Reductions in defense spending alone accounted for a 1.3 percentage point drop over the last three months of 2012 and a 0.6 percentage point weakening in the first quarter of this year. “The drop in defense spending is not a new trend – it began at the end of 2010, likely reflecting war withdrawal,” Bank of America Merrill Lynch economist Michelle Meyer wrote Friday. “In the past two quarters, the rate of reduction has accelerated, which presumably reflects some front-loading of Sequester cuts. We suspect there are further reductions ahead and look for defense spending to continue to decline in coming quarters.”
Economists expect overall economic growth to slow in the current quarter, dropping to around 1 or 1.5 percent as the drag from sequestration becomes more apparent in the data.
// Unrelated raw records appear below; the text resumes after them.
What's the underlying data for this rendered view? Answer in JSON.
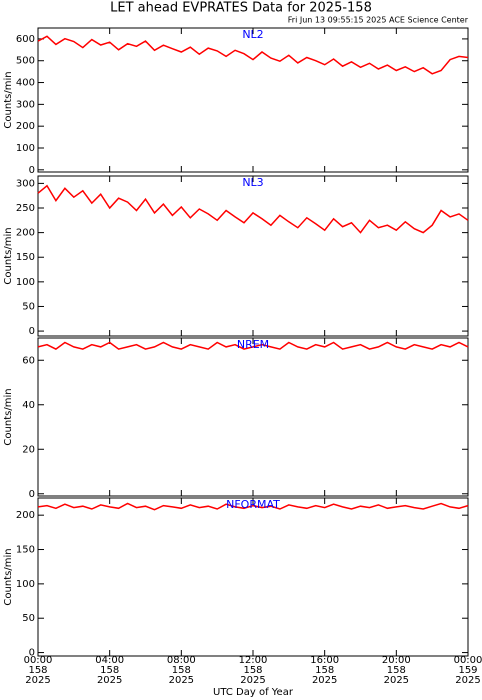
{
  "title": "LET ahead EVPRATES Data for 2025-158",
  "subtitle": "Fri Jun 13 09:55:15 2025 ACE Science Center",
  "xlabel": "UTC Day of Year",
  "xlim": [
    0,
    24
  ],
  "xticks": [
    {
      "value": 0,
      "label": "00:00",
      "day": "158",
      "year": "2025"
    },
    {
      "value": 4,
      "label": "04:00",
      "day": "158",
      "year": "2025"
    },
    {
      "value": 8,
      "label": "08:00",
      "day": "158",
      "year": "2025"
    },
    {
      "value": 12,
      "label": "12:00",
      "day": "158",
      "year": "2025"
    },
    {
      "value": 16,
      "label": "16:00",
      "day": "158",
      "year": "2025"
    },
    {
      "value": 20,
      "label": "20:00",
      "day": "158",
      "year": "2025"
    },
    {
      "value": 24,
      "label": "00:00",
      "day": "159",
      "year": "2025"
    }
  ],
  "chart_data": [
    {
      "type": "line",
      "label": "NL2",
      "ylabel": "Counts/min",
      "color": "#ff0000",
      "ylim": [
        -10,
        650
      ],
      "yticks": [
        0,
        100,
        200,
        300,
        400,
        500,
        600
      ],
      "x": [
        0,
        0.5,
        1,
        1.5,
        2,
        2.5,
        3,
        3.5,
        4,
        4.5,
        5,
        5.5,
        6,
        6.5,
        7,
        7.5,
        8,
        8.5,
        9,
        9.5,
        10,
        10.5,
        11,
        11.5,
        12,
        12.5,
        13,
        13.5,
        14,
        14.5,
        15,
        15.5,
        16,
        16.5,
        17,
        17.5,
        18,
        18.5,
        19,
        19.5,
        20,
        20.5,
        21,
        21.5,
        22,
        22.5,
        23,
        23.5,
        24
      ],
      "values": [
        590,
        612,
        575,
        601,
        588,
        560,
        597,
        572,
        585,
        550,
        578,
        566,
        590,
        548,
        571,
        555,
        540,
        562,
        530,
        558,
        545,
        520,
        548,
        532,
        505,
        540,
        512,
        498,
        525,
        490,
        515,
        500,
        482,
        508,
        475,
        495,
        470,
        488,
        462,
        480,
        455,
        472,
        450,
        468,
        440,
        455,
        505,
        520,
        515
      ]
    },
    {
      "type": "line",
      "label": "NL3",
      "ylabel": "Counts/min",
      "color": "#ff0000",
      "ylim": [
        -10,
        315
      ],
      "yticks": [
        0,
        50,
        100,
        150,
        200,
        250,
        300
      ],
      "x": [
        0,
        0.5,
        1,
        1.5,
        2,
        2.5,
        3,
        3.5,
        4,
        4.5,
        5,
        5.5,
        6,
        6.5,
        7,
        7.5,
        8,
        8.5,
        9,
        9.5,
        10,
        10.5,
        11,
        11.5,
        12,
        12.5,
        13,
        13.5,
        14,
        14.5,
        15,
        15.5,
        16,
        16.5,
        17,
        17.5,
        18,
        18.5,
        19,
        19.5,
        20,
        20.5,
        21,
        21.5,
        22,
        22.5,
        23,
        23.5,
        24
      ],
      "values": [
        280,
        295,
        265,
        290,
        272,
        285,
        260,
        278,
        250,
        270,
        262,
        245,
        268,
        240,
        258,
        235,
        252,
        230,
        248,
        238,
        225,
        245,
        232,
        220,
        240,
        228,
        215,
        235,
        222,
        210,
        230,
        218,
        205,
        228,
        212,
        220,
        200,
        225,
        210,
        215,
        205,
        222,
        208,
        200,
        215,
        245,
        232,
        238,
        225
      ]
    },
    {
      "type": "line",
      "label": "NREM",
      "ylabel": "Counts/min",
      "color": "#ff0000",
      "ylim": [
        -1,
        70
      ],
      "yticks": [
        0,
        20,
        40,
        60
      ],
      "x": [
        0,
        0.5,
        1,
        1.5,
        2,
        2.5,
        3,
        3.5,
        4,
        4.5,
        5,
        5.5,
        6,
        6.5,
        7,
        7.5,
        8,
        8.5,
        9,
        9.5,
        10,
        10.5,
        11,
        11.5,
        12,
        12.5,
        13,
        13.5,
        14,
        14.5,
        15,
        15.5,
        16,
        16.5,
        17,
        17.5,
        18,
        18.5,
        19,
        19.5,
        20,
        20.5,
        21,
        21.5,
        22,
        22.5,
        23,
        23.5,
        24
      ],
      "values": [
        66,
        67,
        65,
        68,
        66,
        65,
        67,
        66,
        68,
        65,
        66,
        67,
        65,
        66,
        68,
        66,
        65,
        67,
        66,
        65,
        68,
        66,
        67,
        65,
        66,
        67,
        66,
        65,
        68,
        66,
        65,
        67,
        66,
        68,
        65,
        66,
        67,
        65,
        66,
        68,
        66,
        65,
        67,
        66,
        65,
        67,
        66,
        68,
        66
      ]
    },
    {
      "type": "line",
      "label": "NFORMAT",
      "ylabel": "Counts/min",
      "color": "#ff0000",
      "ylim": [
        -5,
        225
      ],
      "yticks": [
        0,
        50,
        100,
        150,
        200
      ],
      "x": [
        0,
        0.5,
        1,
        1.5,
        2,
        2.5,
        3,
        3.5,
        4,
        4.5,
        5,
        5.5,
        6,
        6.5,
        7,
        7.5,
        8,
        8.5,
        9,
        9.5,
        10,
        10.5,
        11,
        11.5,
        12,
        12.5,
        13,
        13.5,
        14,
        14.5,
        15,
        15.5,
        16,
        16.5,
        17,
        17.5,
        18,
        18.5,
        19,
        19.5,
        20,
        20.5,
        21,
        21.5,
        22,
        22.5,
        23,
        23.5,
        24
      ],
      "values": [
        212,
        214,
        210,
        216,
        211,
        213,
        209,
        215,
        212,
        210,
        217,
        211,
        213,
        208,
        214,
        212,
        210,
        215,
        211,
        213,
        209,
        216,
        212,
        210,
        214,
        211,
        213,
        209,
        215,
        212,
        210,
        214,
        211,
        216,
        212,
        209,
        213,
        211,
        215,
        210,
        212,
        214,
        211,
        209,
        213,
        217,
        212,
        210,
        214
      ]
    }
  ]
}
The first-quarter declines don’t reflect the full effects of those cuts, though the White House argued that some early impact could be seen. “It is likely that the contraction in Federal defense and non-defense spending, at least in part, reflects the onset of sequestration,” Alan Krueger, chairman of President Obama’s Council of Economic Advisors, wrote in a post on the White House blog. “These arbitrary and unnecessary cuts to government services will be a headwind in the months to come, and will cut key investments in the nation’s future competitiveness.”
So as the debate over spending cuts and deficit reduction goes on, government spending cuts are clearly taking a toll on the economy. “In the long run, this is good stuff,” FTN Financial’s Low says about the government’s deleveraging. “It’s like a person on a diet, where maybe your energy level is a little low when you’re not eating much, but you come out on the other side and you’re healthy and stronger and in better shape. That’s precisely what the economy is going through, but it’s such a long, painful process.”